Reduced pricing in year 2 and 3, but up front it's $600/year.
And... while someone's base pay may be a lot, these sorts of 'extras' might come from a different budget. And when there are a dozen services you're paying $20-$50/month/seat for, I know some managers start to scrutinize things a bit more. "Can't you just use the free version like other people do?"
I really like the licensing model they employ.
Also I think that it's more like $600/yr for companies.
Not really though. Extensions are frequently deprecated or outdated, need to switch to new alternative, don't play nice together, etc.
Anyway, there's no need to advocate for vscode, it's not an underdog. I imagine everyone here has already formed their opinion and tried JB IDEs, vscode, and other tools, and probably make use of all of them somewhere in their workflow.

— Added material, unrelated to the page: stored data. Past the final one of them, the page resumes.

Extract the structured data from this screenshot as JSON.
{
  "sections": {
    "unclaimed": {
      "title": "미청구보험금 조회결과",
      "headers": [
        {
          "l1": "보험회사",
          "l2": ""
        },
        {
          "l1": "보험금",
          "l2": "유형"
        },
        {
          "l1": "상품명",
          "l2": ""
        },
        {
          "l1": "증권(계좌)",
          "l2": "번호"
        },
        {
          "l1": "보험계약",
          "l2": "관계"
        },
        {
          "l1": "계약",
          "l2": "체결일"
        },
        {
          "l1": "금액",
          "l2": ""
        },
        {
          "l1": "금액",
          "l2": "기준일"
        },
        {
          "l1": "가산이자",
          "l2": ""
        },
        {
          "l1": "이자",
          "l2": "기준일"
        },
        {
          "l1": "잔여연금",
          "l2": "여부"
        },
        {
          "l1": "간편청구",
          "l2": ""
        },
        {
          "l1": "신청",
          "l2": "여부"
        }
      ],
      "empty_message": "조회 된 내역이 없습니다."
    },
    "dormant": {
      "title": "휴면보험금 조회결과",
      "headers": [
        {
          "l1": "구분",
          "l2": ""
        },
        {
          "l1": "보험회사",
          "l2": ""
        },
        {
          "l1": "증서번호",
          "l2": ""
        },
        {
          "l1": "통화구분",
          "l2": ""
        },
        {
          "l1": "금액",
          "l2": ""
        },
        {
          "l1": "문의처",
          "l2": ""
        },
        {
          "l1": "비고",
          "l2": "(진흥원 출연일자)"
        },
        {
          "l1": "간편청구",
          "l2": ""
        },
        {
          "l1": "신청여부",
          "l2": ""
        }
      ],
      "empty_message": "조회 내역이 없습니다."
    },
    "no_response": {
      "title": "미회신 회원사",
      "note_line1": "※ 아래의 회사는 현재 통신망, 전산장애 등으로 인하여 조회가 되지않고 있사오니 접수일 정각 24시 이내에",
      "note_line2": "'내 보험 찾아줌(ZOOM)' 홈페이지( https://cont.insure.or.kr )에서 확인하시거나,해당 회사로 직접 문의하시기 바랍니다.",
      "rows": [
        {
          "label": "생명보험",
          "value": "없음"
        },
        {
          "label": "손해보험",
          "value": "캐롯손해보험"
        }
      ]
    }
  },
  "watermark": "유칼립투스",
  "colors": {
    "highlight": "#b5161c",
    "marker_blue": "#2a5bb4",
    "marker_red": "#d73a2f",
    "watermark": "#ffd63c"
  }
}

Unfortunately my experience differs from yours in this area. It all of course depends on the languages you use, what you do, on which side of adoption curve you are, etc.
I work with .Net plus a plenty of web stuff, I'm rather conservative about plugins. And for me everything is quite stable in my area so that the plugins configured 5 years ago still work. Adoption of language server protocol in different languages and frameworks, adoption of .editorconfig helped a lot to stabilize everything.
VSCode Web as modern version of X Windows based IDEs is great, as yet another Electron app not really.